48. Een dergelijke interpretatie ligt, gezien de doelstellingen van de telecommunicatiewetgeving, ook voor de
hand. Uit de Memorie van Toelichting bij de Tw blijkt dat bijzondere toegang ruim is gedefinieerd om
innovatie en ontwikkelingen op de telecommunicatiemarkt te stimuleren.2 In algemene zin geldt dat het
verkrijgen van ontbundelde toegang tot de aansluitlijn van groot belang is voor het verkrijgen van toegang
tot de abonnee van KPN. In Nederland heeft alleen KPN een volwaardig net van aansluitlijnen.

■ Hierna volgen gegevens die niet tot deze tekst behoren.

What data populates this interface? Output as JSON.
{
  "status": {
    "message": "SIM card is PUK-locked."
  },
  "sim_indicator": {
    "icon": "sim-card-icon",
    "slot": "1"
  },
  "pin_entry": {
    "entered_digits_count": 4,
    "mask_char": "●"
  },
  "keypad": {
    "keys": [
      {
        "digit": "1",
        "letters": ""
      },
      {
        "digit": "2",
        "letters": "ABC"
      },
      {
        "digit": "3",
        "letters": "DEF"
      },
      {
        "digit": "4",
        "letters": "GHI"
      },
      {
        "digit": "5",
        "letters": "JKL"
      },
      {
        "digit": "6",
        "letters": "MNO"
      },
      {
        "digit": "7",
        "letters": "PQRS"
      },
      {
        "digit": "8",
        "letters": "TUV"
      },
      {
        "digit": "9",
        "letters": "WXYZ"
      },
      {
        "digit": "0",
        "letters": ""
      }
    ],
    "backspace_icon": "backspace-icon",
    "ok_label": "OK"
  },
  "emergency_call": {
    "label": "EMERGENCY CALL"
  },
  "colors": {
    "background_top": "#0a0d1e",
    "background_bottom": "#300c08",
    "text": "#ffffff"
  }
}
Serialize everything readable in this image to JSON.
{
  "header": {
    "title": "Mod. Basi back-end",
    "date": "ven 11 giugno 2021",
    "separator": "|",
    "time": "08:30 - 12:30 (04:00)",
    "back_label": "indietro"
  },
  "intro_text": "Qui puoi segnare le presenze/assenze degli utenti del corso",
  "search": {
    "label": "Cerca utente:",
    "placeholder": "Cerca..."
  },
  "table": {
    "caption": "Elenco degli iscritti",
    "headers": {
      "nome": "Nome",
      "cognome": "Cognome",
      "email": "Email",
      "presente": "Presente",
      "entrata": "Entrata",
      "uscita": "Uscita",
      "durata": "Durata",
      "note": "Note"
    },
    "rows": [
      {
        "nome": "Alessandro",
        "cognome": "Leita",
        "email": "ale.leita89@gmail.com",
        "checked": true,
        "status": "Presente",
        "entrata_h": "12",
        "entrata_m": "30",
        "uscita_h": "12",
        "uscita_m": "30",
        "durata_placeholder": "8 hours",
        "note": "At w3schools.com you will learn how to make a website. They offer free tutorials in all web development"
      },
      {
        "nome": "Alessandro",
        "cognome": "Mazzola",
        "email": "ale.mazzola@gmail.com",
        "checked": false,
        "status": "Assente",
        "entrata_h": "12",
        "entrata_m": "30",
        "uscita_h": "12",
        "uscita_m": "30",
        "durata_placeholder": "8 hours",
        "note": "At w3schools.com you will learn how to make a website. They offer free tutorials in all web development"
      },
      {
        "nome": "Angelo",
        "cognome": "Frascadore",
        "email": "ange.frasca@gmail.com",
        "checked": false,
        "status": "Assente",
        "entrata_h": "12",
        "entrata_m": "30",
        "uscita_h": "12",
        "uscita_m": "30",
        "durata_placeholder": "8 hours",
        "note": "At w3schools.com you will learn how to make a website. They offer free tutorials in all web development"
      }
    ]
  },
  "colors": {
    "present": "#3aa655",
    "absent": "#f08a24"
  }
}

Omdat het
aansluitnet naar alle huishoudens in Nederland loopt, is dit deel van het netwerk het meest kostbaar om aan
te leggen. Daarnaast geldt dat de aansluitlijn een deel van het netwerk is waarvoor, gegeven de fijnvertakte
structuur ervan, niet eenvoudig op korte termijn een alternatief is te ontwikkelen. Er moet derhalve van
worden uitgegaan dat ook in de nabije toekomst alleen KPN over een ver ontwikkeld en fijnmazig aansluitnet
zal beschikken. De aansluitlijn verschaft direct toegang tot de lokale en regionale markten voor het
aanbieden van vaste telecommunicatiediensten, terwijl de concurrentie op die markten juist zeer gering is.
Dat brengt onder meer mee dat de ontwikkeling van nieuwe telecommunicatiediensten op deze markten
beperkt is.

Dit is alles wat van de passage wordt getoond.